The paucity of clinical data and lack of consistent reporting of fluid administration among studies may have introduced publication bias, where not all the studies reporting the intra-operative fluid data in a format that we could analyse. As a result, we have performed data transformation to generate standard deviation and mean values from the median data presented (interquartile range, range, 95% confidence intervals, and 25th and 75th percentiles), guided by the Cochrane Collaboration. Furthermore, most studies reported intra-operative fluid volumes separately for crystalloids and colloids. Some studies reported these as ml/kg/hour and others as a cumulative balance, or total volumes used. Despite these limitations, it appears that in the GDHT group, more colloid and less crystalloid fluids were used during the intraoperative period. Most of the studies (63%) utilised a colloid solution as their fluid of choice in their protocol for fluid bolus regimens and this is the likely explanation for the increased usage of colloids. Others used a combination of crystalloids and colloids (14%), or crystalloids alone (14%) and in six studies the type of fluid was not specified.

The risk of bias was an issue among the included studies. Many of the studies (62%) included in this review did not blind the participants or personnel delivering the intervention peri-operatively and as a result, may have increased the risk of performance bias. Although some studies have attempted to blind but ultimately have found it difficult to fully blind the clinicians involved in delivering the therapy. Taking a pragmatic view, it is difficult to blind clinicians performing a continuous intervention that requires feedback and action in real-time and this has been taken into consideration when performing our risk of bias assessment and the interpretation of the results. Overall, the GRADE quality of evidence was graded as moderate due to substantial clinical and moderate statistical heterogeneity with a high risk of bias in several included studies.

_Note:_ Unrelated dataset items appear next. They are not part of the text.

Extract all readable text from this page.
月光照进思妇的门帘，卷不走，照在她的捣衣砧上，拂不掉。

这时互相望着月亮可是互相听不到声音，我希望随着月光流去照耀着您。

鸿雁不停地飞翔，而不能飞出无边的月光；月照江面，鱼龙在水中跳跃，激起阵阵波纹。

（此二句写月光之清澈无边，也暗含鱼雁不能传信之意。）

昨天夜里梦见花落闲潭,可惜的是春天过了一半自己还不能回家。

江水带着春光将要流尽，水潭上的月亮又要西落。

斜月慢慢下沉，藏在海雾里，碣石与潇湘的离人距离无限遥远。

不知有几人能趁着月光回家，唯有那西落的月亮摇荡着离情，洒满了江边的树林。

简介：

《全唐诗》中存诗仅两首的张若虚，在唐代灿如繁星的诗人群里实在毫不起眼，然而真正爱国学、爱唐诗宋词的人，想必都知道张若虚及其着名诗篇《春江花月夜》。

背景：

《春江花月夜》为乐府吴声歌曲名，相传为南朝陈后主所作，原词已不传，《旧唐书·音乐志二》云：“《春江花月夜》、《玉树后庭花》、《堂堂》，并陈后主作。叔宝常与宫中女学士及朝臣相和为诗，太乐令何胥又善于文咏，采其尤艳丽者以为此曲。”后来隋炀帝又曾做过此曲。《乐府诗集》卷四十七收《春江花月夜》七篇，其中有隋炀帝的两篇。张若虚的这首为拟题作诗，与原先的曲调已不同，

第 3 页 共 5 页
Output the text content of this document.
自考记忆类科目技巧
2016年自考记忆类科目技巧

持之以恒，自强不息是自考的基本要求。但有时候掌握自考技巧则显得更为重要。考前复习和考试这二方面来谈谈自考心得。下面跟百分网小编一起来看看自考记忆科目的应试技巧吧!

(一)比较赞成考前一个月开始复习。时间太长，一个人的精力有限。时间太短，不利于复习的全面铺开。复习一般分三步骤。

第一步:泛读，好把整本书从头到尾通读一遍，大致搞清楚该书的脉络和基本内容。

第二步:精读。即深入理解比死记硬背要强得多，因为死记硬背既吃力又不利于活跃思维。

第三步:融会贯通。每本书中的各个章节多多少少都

Despite these limitations, the results of this systematic review and meta-analysis add to a growing body of literature suggesting that GDHT is safe and is effective in reducing the burden of a wide range of perioperative outcomes, in this case, respiratory complications. Whilst clinical adoption of GDHT is recognised to be variable, as the evidence base continues to grow the signal of benefit remains consistent. Understandable concerns about the evidence base are primarily focussed on the clinical heterogeneity, particularly the long duration of time over which these studies have taken place and the associated changes in clinical practice that have occurred, potentially limiting the validity of the findings for current practice. Results from two large (>2000 patient) randomised controlled trials currently ongoing may clarify this picture soon.(Edwards et al., 2019; http://www.isrctn.com/ISRCTN14729158, n.d.)

Conclusions

This study has shown a reduction in post-operative pneumonia and pulmonary oedema following the use of GDHT. These beneficial effects were seen in studies using fluids in combination with inotropes or vasopressors in the GDHT protocol, but not when the protocol used fluid alone. Sub-group analyses demonstrated (i) benefit from GDHT in general/abdominal/mixed and cardiothoracic surgery but not in orthopaedic and vascular surgery; and (ii) no difference between devices used in the GDHT protocols. There was no demonstrable difference in the total volumes of fluid administered but there was greater use of colloid and less of crystalloid solutions in the GDHT group.